Fig. 3: Benchmark results of three tools.
figure 3

Precision, recall, and F1 statistics were calculated using the 347-genome benchmark dataset. For pathways not supported by a given tool, precision, recall, and F1 scores were set to 0.

AutoFixMark enables accurate and interpretable prediction of CO₂ fixation potential from microbial genomes, including metagenome-assembled genomes.

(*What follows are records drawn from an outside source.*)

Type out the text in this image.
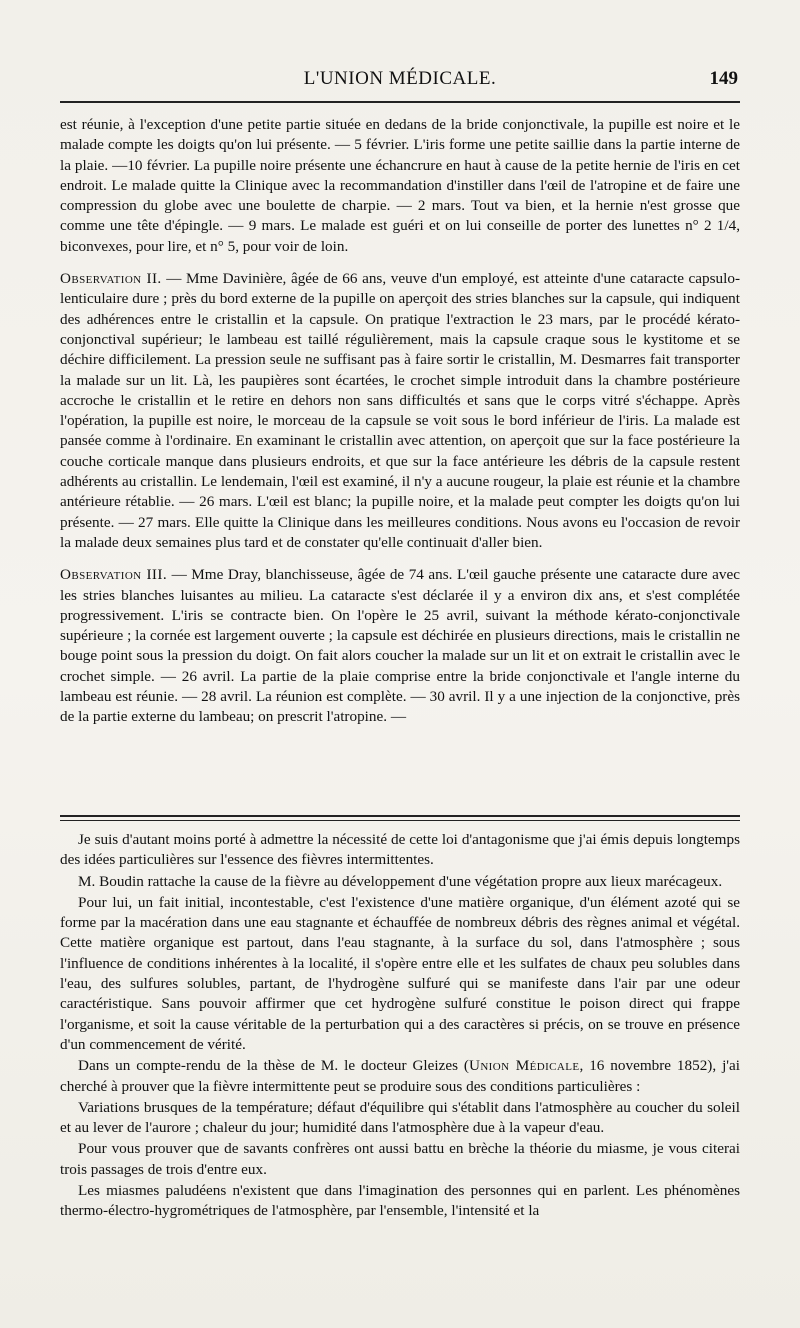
L'UNION MÉDICALE.	149

est réunie, à l'exception d'une petite partie située en dedans de la bride conjonctivale, la pupille est noire et le malade compte les doigts qu'on lui présente. — 5 février. L'iris forme une petite saillie dans la partie interne de la plaie. —10 février. La pupille noire présente une échancrure en haut à cause de la petite hernie de l'iris en cet endroit. Le malade quitte la Clinique avec la recommandation d'instiller dans l'œil de l'atropine et de faire une compression du globe avec une boulette de charpie. — 2 mars. Tout va bien, et la hernie n'est grosse que comme une tête d'épingle. — 9 mars. Le malade est guéri et on lui conseille de porter des lunettes n° 2 1/4, biconvexes, pour lire, et n° 5, pour voir de loin.

Observation II. — Mme Davinière, âgée de 66 ans, veuve d'un employé, est atteinte d'une cataracte capsulo-lenticulaire dure ; près du bord externe de la pupille on aperçoit des stries blanches sur la capsule, qui indiquent des adhérences entre le cristallin et la capsule. On pratique l'extraction le 23 mars, par le procédé kérato-conjonctival supérieur; le lambeau est taillé régulièrement, mais la capsule craque sous le kystitome et se déchire difficilement. La pression seule ne suffisant pas à faire sortir le cristallin, M. Desmarres fait transporter la malade sur un lit. Là, les paupières sont écartées, le crochet simple introduit dans la chambre postérieure accroche le cristallin et le retire en dehors non sans difficultés et sans que le corps vitré s'échappe. Après l'opération, la pupille est noire, le morceau de la capsule se voit sous le bord inférieur de l'iris. La malade est pansée comme à l'ordinaire. En examinant le cristallin avec attention, on aperçoit que sur la face postérieure la couche corticale manque dans plusieurs endroits, et que sur la face antérieure les débris de la capsule restent adhérents au cristallin. Le lendemain, l'œil est examiné, il n'y a aucune rougeur, la plaie est réunie et la chambre antérieure rétablie. — 26 mars. L'œil est blanc; la pupille noire, et la malade peut compter les doigts qu'on lui présente. — 27 mars. Elle quitte la Clinique dans les meilleures conditions. Nous avons eu l'occasion de revoir la malade deux semaines plus tard et de constater qu'elle continuait d'aller bien.

Observation III. — Mme Dray, blanchisseuse, âgée de 74 ans. L'œil gauche présente une cataracte dure avec les stries blanches luisantes au milieu. La cataracte s'est déclarée il y a environ dix ans, et s'est complétée progressivement. L'iris se contracte bien. On l'opère le 25 avril, suivant la méthode kérato-conjonctivale supérieure ; la cornée est largement ouverte ; la capsule est déchirée en plusieurs directions, mais le cristallin ne bouge point sous la pression du doigt. On fait alors coucher la malade sur un lit et on extrait le cristallin avec le crochet simple. — 26 avril. La partie de la plaie comprise entre la bride conjonctivale et l'angle interne du lambeau est réunie. — 28 avril. La réunion est complète. — 30 avril. Il y a une injection de la conjonctive, près de la partie externe du lambeau; on prescrit l'atropine. —

Je suis d'autant moins porté à admettre la nécessité de cette loi d'antagonisme que j'ai émis depuis longtemps des idées particulières sur l'essence des fièvres intermittentes.

M. Boudin rattache la cause de la fièvre au développement d'une végétation propre aux lieux marécageux.

Pour lui, un fait initial, incontestable, c'est l'existence d'une matière organique, d'un élément azoté qui se forme par la macération dans une eau stagnante et échauffée de nombreux débris des règnes animal et végétal. Cette matière organique est partout, dans l'eau stagnante, à la surface du sol, dans l'atmosphère ; sous l'influence de conditions inhérentes à la localité, il s'opère entre elle et les sulfates de chaux peu solubles dans l'eau, des sulfures solubles, partant, de l'hydrogène sulfuré qui se manifeste dans l'air par une odeur caractéristique. Sans pouvoir affirmer que cet hydrogène sulfuré constitue le poison direct qui frappe l'organisme, et soit la cause véritable de la perturbation qui a des caractères si précis, on se trouve en présence d'un commencement de vérité.

Dans un compte-rendu de la thèse de M. le docteur Gleizes (Union Médicale, 16 novembre 1852), j'ai cherché à prouver que la fièvre intermittente peut se produire sous des conditions particulières :

Variations brusques de la température; défaut d'équilibre qui s'établit dans l'atmosphère au coucher du soleil et au lever de l'aurore ; chaleur du jour; humidité dans l'atmosphère due à la vapeur d'eau.

Pour vous prouver que de savants confrères ont aussi battu en brèche la théorie du miasme, je vous citerai trois passages de trois d'entre eux.

Les miasmes paludéens n'existent que dans l'imagination des personnes qui en parlent. Les phénomènes thermo-électro-hygrométriques de l'atmosphère, par l'ensemble, l'intensité et la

Its high accuracy primarily stems from the carefully curated, pathway-specific marker gene sets and the rule-based framework that allows precise discrimination among CO₂ fixation pathways that share homologous enzymes. By facilitating the identification of autotrophic microbes in carbon-limited environments, it contributes to a deeper understanding of microbial carbon metabolism and the ecological roles of autotrophs across diverse ecosystems. Importantly, AutoFixMark is intended as a first-pass screening tool to identify organisms with genetic potential for autotrophic CO₂ fixation, not to infer active metabolism or growth phenotype. The presence of marker genes alone does not guarantee pathway expression or functional activity, especially given that many CO₂ fixation pathways are biochemically reversible and may operate in either direction depending on the organism’s metabolic and energetic context. Accordingly, AutoFixMark does not infer flux directionality. As new studies continue to uncover alternative enzymes or novel variants of known pathways, we plan to update and expand the marker gene definitions in AutoFixMark to reflect the evolving understanding of microbial autotrophy.